Was ist eine bipolare affektive Störung?

Dieses Krankheitsbild war früher unter „manisch-depressive Krankheit“ oder „MDK“ bekannt. Es handelt sich um einen Wechsel oder gleichzeitiges Auftreten von depressiven mit manischen Phasen. Dabei entsprechen die depressiven Phasen dem melancholischen Bild einer Depression, die manischen Phasen stellen sich in etwa als das Gegenteil dar. Das heißt, die Betroffenen sind überaktiv bis hin zur Selbstüberschätzung und können in unkontrollierte Zustände wie Kaufrausch oder Sexualrausch verfallen.

Depressive Episoden sind gekennzeichnet durch :

  • Negative Grundstimmung: Man fühlt sich freudlos, wertlos, lustlos, sehr oft in Verbindung mit Angstzuständen und allgemeiner innerer Unruhe.
  • Antriebsstörung: Den Patienten fehlt jegliche Energie, selbst einfache, alltägliche Dinge zu verrichten.
  • Beeinträchtigungen des Denkens: Das Denken ist verlangsamt und dreht sich oft immer nur um dasselbe negative Thema. Konzentration und Merkfähigkeit sind oft stark eingeschränkt. Viele Patienten haben auch Schuldgefühle.
  • Körperliche Symptome: Appetitverlust, Ein- und Durchschlafstörungen, frühzeitiges Erwachen, Verstopfung, Kopfschmerzen, Herzjagen, Druck über der Brust, …

Manische Episoden sind geprägt durch:

  • Gehobene Stimmung: Man fühlt sich bester Laune, ist oft situationsinadäquat heiter bis hin zur fast unkontrollierbarer Erregung inklusive Selbstüberschätzung. Das kann bis hin zu völlig absurden Geschäftsentscheidungen bei Käufen oder Projekten führen.

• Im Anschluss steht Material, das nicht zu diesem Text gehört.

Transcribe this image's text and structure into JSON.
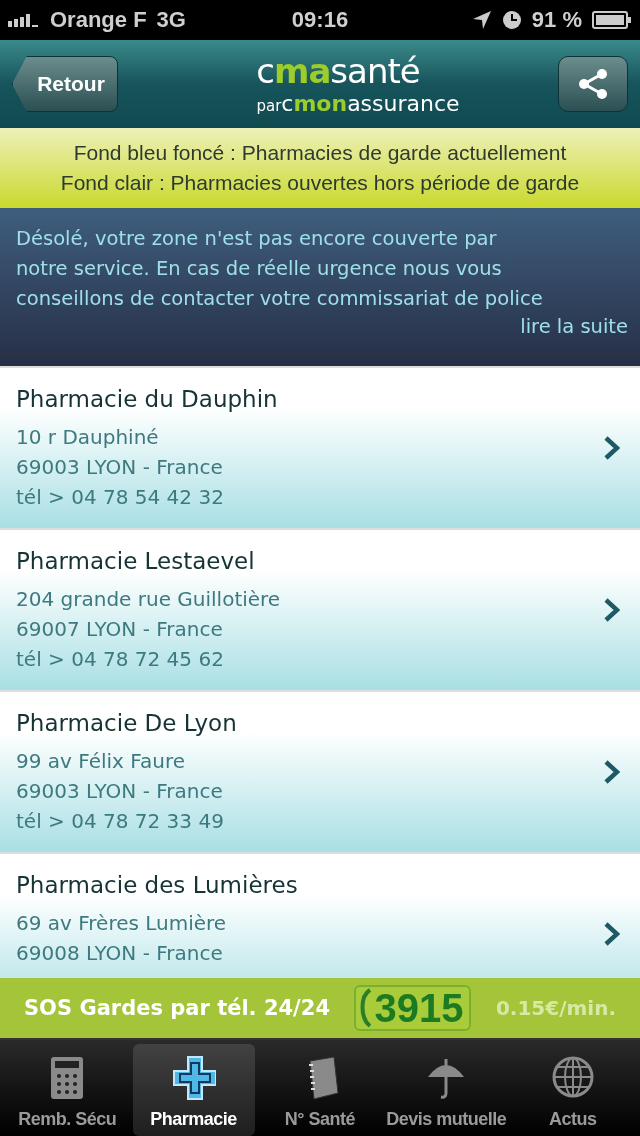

Hierzu gehören auch unkontrollierte „Rauschzustände“ wie Kaufrausch, Sexrausch etc.
  • Antriebssteigerung: Der Betroffene verfügt über hohen Taten- und/oder Rededrang, unermüdliche Betriebsamkeit, Überaktivität und sich selbst überschätzenden Größenwahn, den er auch in die Tat umsetzt, wie etwa durch sinnloses Einkaufen oder wahlloses Verschenken von Dingen aus dem Privatbesitz.
  • Beeinträchtigung des Denkens: Das Denken ist beschleunigt, der Betroffene hat ständig neue Einfälle, ist dabei aber leicht ablenkbar und sprunghaft, da die Aufmerksamkeit nicht über einen längeren Zeitraum aufrecht erhalten werden kann.
  • Körperliche Symptome: Vermindertes Schlafbedürfnis, da das Schlafdefizit subjektiv nicht als quälend erlebt wird und ohne am nächsten Tag müde zu sein.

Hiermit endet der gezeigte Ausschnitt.